Philadelphia-based polyolefins and biopolymers producer Braskem also has partnered with Agilyx to initiate a feasibility study to explore the development and construction of an advanced plastics recycling project in North America.

That project aims to examine an efficient pathway to produce polypropylene (PP) using difficult-to-recycle mixed postuse plastics for use in applications such as food packaging and consumer and hygiene products.

When the partnership was announced in December 2020, Mark Nikolich, chief executive officer of Braskem America, said, “As the North American leader in polypropylene, Braskem is committed to evolving its feedstock portfolio to leverage more sustainable input sources and is currently evaluating various supply agreements and innovative projects to drive this shift. Our collaboration with Agilyx is just the most recent example of Braskem’s efforts to more holistically address the limited availability of propylene feedstock derived from postuse plastic in the market today.”

The A.Eon Holdings Pty Ltd. partnership is taking a different track. The company and Agilyx have signed a memorandum of understanding to evaluate the construction of a 50-ton-per-day commercial-scale plastics-to-energy facility using Agilyx’s technology in Melbourne, Australia, to convert mixed plastics into Agilyx Synthetic Crude Oil (ASCO). The ASCO produced at the site would be used by A.Eon to generate electricity for the Victorian state government’s redeveloped Footscray Hospital project and local industry, as well as to supply peak energy demand. This initial 50-ton-per-day focus is a starting point, with an option for additional commercial-scale facilities to be developed in Australia by A.Eon, Agilyx says.

Broadening its scope


Despite the focus on PS at the Regenyx site in Tigard, Agilyx says its conversion technology can handle a range of plastics, including mixed plastics. Stedman says at the Tigard site, Agilyx is testing other infeed materials and recycling pathways to broaden the scope of its technology.

“Agilyx has plastic-to-plastic conversion technology that can utilize a wide range of postuse plastic feedstock, including PET [polyethylene terephthalate], HDPE [high-density polyethylene], PVC [polyvinyl chloride], LDPE [low-density polyethylene], PP, PS, PMMA [polymethyl methacrylate] and more,” Stedman says. “Our technology converts these polymers into multiple commercial products, including styrene monomer, acrylic, propylene, naphtha, olefins, as well as fuels.”

The company recently was granted a patent continuation for its process of breaking down postuse PS into its chemical building block, styrene monomer. According to a news release from Agilyx, “The continuation of U.S. patent number 11,041,123 further confirms Agilyx’s depolymerization technology extends to the breaking down of all waste plastic polymers into their respective discrete monomers and is not only limited to polystyrene. This patent demonstrates the versatility of Agilyx’s innovation portfolio while continuing to advance its position as a leader in the depolymerization of waste plastics.”

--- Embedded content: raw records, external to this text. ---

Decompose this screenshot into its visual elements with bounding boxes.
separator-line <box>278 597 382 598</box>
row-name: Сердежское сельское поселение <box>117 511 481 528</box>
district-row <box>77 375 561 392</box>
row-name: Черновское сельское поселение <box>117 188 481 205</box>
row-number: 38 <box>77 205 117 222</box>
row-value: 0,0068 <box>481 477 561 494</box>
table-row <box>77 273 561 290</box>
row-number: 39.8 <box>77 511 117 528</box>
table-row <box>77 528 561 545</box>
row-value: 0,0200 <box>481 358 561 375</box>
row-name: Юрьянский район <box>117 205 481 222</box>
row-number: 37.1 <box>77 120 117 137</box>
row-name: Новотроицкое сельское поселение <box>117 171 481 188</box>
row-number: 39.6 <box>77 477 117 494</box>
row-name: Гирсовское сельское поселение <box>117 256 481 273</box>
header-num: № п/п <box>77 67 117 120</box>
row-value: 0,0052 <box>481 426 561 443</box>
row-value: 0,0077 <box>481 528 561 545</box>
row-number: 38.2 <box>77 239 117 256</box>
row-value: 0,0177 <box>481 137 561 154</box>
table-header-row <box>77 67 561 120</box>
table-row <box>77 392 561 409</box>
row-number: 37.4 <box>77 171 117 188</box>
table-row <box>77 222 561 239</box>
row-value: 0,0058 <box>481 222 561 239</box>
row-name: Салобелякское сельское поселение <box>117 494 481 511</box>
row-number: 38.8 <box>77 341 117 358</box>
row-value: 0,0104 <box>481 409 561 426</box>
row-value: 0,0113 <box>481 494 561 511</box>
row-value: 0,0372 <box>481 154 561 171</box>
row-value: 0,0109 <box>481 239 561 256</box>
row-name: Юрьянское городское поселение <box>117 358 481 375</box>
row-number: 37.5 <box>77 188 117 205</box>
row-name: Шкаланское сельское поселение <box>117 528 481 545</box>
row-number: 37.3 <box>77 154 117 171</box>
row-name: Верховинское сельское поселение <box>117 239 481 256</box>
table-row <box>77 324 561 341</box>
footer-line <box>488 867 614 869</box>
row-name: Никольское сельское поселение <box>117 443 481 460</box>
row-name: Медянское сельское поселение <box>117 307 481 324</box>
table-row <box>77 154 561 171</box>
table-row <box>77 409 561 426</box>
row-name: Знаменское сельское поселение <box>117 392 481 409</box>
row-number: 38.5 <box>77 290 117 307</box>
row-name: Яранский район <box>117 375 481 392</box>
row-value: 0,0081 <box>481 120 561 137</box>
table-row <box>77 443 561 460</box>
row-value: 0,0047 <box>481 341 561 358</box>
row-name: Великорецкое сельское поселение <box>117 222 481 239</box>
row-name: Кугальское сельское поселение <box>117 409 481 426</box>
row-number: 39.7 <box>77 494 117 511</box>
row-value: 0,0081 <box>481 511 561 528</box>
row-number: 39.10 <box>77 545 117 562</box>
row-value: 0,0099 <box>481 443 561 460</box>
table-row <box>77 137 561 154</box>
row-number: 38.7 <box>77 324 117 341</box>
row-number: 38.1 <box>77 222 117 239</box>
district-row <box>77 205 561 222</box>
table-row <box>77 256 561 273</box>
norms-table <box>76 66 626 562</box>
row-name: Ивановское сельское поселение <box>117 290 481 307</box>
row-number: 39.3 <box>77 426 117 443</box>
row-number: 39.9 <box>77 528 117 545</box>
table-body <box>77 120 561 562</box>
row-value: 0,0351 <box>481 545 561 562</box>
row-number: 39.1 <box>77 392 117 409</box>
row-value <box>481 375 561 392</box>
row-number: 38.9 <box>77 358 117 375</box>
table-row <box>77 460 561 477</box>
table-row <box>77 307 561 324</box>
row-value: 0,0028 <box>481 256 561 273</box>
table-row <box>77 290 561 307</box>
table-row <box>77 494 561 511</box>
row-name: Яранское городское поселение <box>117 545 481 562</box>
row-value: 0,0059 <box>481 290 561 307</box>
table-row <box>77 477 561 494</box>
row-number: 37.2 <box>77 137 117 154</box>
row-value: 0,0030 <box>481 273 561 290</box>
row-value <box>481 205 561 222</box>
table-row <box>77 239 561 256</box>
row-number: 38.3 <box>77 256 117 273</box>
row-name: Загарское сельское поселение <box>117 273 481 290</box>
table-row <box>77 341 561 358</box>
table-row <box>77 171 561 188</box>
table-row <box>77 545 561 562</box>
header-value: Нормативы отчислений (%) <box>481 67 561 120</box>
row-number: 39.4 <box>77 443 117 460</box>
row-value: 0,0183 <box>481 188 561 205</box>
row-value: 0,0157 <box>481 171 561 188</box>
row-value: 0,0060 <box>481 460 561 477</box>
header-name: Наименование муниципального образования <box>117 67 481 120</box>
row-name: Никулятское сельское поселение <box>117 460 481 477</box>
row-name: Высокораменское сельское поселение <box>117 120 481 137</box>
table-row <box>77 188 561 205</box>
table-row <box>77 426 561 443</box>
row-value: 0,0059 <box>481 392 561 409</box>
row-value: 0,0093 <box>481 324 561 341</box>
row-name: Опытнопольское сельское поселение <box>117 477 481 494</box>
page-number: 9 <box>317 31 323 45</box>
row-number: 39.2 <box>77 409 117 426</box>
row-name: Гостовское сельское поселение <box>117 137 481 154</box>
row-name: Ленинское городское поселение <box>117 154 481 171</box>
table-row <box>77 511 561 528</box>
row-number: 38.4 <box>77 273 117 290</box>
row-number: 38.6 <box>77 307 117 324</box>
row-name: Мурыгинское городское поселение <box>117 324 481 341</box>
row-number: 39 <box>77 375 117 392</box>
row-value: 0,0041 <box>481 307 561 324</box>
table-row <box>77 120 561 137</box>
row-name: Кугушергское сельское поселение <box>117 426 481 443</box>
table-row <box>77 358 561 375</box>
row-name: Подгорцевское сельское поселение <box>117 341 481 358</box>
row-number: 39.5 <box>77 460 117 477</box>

“This patent continuation demonstrates the robustness and versatility of the Agilyx technology, not restricting our claims to polystyrene to styrene monomer,” says Chris Faulkner, chief technology officer at Agilyx. “Essentially, our process has not changed. We are using the same technology on the same machinery, though it may be operated in a slightly different way depending on the polymer. The recognition that this technology applies to a broader range of polymers is an exciting advancement in our mission to increase recycling and circularity of postuse plastics.”

Stedman says Agilyx’s goal is “to deliver the conversion of at least 1,500 tons per day of postuse plastic annually by 2030,” adding that the market is “very receptive” to Agilyx’s solutions and “competitive price point.”

He continues, “The entire plastics value chain is under pressure—from customers, consumers and regulators—to transform and redesign products and processes to create a more environmentally responsible life cycle—and to do so urgently. Agilyx is well-positioned to enable and accelerate the necessary change to make the circular economy a reality.”